Venezuela security forces on Tuesday clashed with anti-government protesters seeking, in part, to remove justices from the Supreme Court accused of unconstitutionally favoring the ruling party, while supporting lawmakers locked in a bitter dispute with the administration of President Nicolas Maduro and the Supreme Court.
Previously, the opposition-controlled National Assembly had called for the march ahead of a vote by lawmakers to remove members of the country’s top court, less than a week after judges attempted to seize the power of Congress. The protest was the most violent since hundreds of thousands flooded the capital last year demanding the embattled president’s ouster.
Tuesday’s vote, however, was canceled after national guardsmen blocked the marchers as they attempted to cross Caracas’s main avenue, using teargas, pepper spray and water cannons to disperse the crowds. Ramon Muchacho, mayor of the Caracas Municipality of Chacao – an opposition stronghold – reported nine injuries including a gunshot victim, after the clashes with police and a rival protest by government sympathizers.
Security forces, including the Bolivarian National Police, or PNB, and the Venezuelan National Guard, or GNB, fired tear gas, pepper spray and water cannons in attempts to disperse protesters in Caracas.
The gunshot was captured on the following video clip taken by a local activist.

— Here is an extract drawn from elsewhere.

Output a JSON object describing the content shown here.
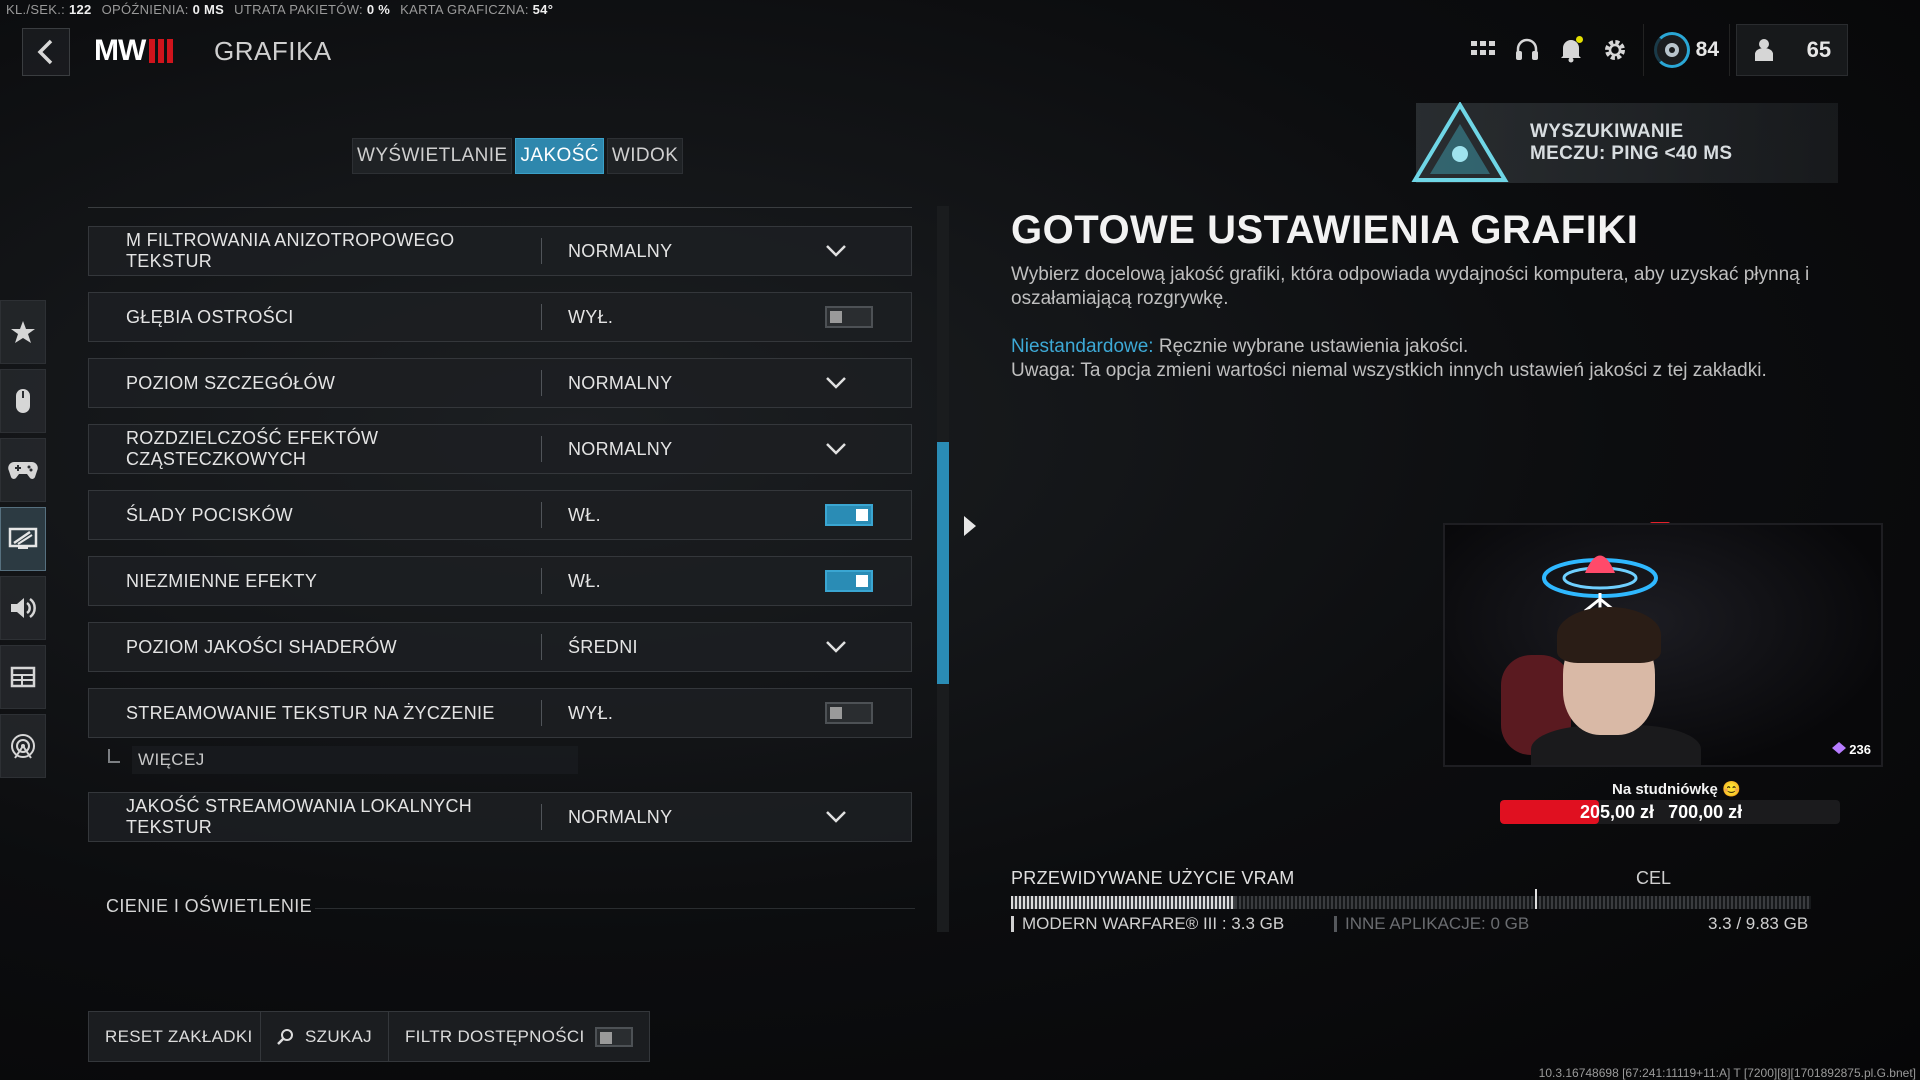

Other clips also captured the noise of gunfire in the background.
It was unclear if the shooting was an isolated incident, and whether the national guard have now been given instructions to shoot at protesters, an escalation that would likely result in a violent mass uprising.
“PNB officials throwing tear gas and pepper against the demonstrators, especially affecting older adults,” the opposition-controlled National Assembly legislature said in a statement.
According to UPI, there were two protests on Tuesday: one called for by the opposition and one in support of President Nicolas Maduro’s regime, most of whom were made up of dozens of people moving through Caracas on motorcycles. The opposition demonstration was planned as a march from Caracas’ Plaza Venezuela to the National Assembly’s building, which is about a 3-mile march. But as the opposition prepared to participate, authorities closed several of Caracas’ subway stations and set up security checkpoints and roadblocks. Officials closed off access to Plaza Venezuela, opposition members said.
Clashes ensued as security forces attempted to repel protesters, some of whom began to throw rocks and other objects at the security officials. The Venezuelan opposition accused Maduro’s regime of preventing a peaceful protest from occurring. “Hundreds of police and guards move to block access to Caracas for a mobilization, but against insecurity not a single one moves!” Henrique Capriles Radonski, governor of Venezuela’s Miranda state and a key opposition leader, said in a statement Tuesday.
As discussed last week, the protests come after Venezuela’s Supreme Tribunal of Justice, or TSJ, last week said it would assume the National Assembly’s duties – a ruling it later reversed, particularly after Venezuela’s chief prosecutor, Luisa Ortega, expressed “great concern” about the measure, which she said violated the constitution. The opposition said the TSJ’s move was akin to a coup d’etat in favor of Maduro’s regime.
The South American country is facing a political, security and economic crisis in which basic goods such as food and medicine are in short supply, unavailable or unaffordable. Venezuela has one of the highest homicide rates in the world. The opposition’s efforts to remove Maduro from power have been dismantled by the TSJ, which is accused of ruling in favor of Maduro’s regime.
Today’s protests are expected to continue. Earlier on Tuesday, President Maduro, speaking on state television, pledged to continue governing regardless of opposition actions.
“Venezuela’s fascist ring wing got orders from the north to fill the streets with blood and violence. Today they failed to flood the streets of Caracas” said Maduro. “I won’t waste time on this oligarchy.”
Maduro also said in the case of eventual elections, he expects the ruling party to easily defeat the opposition; he didn’t specify what elections he was referring to.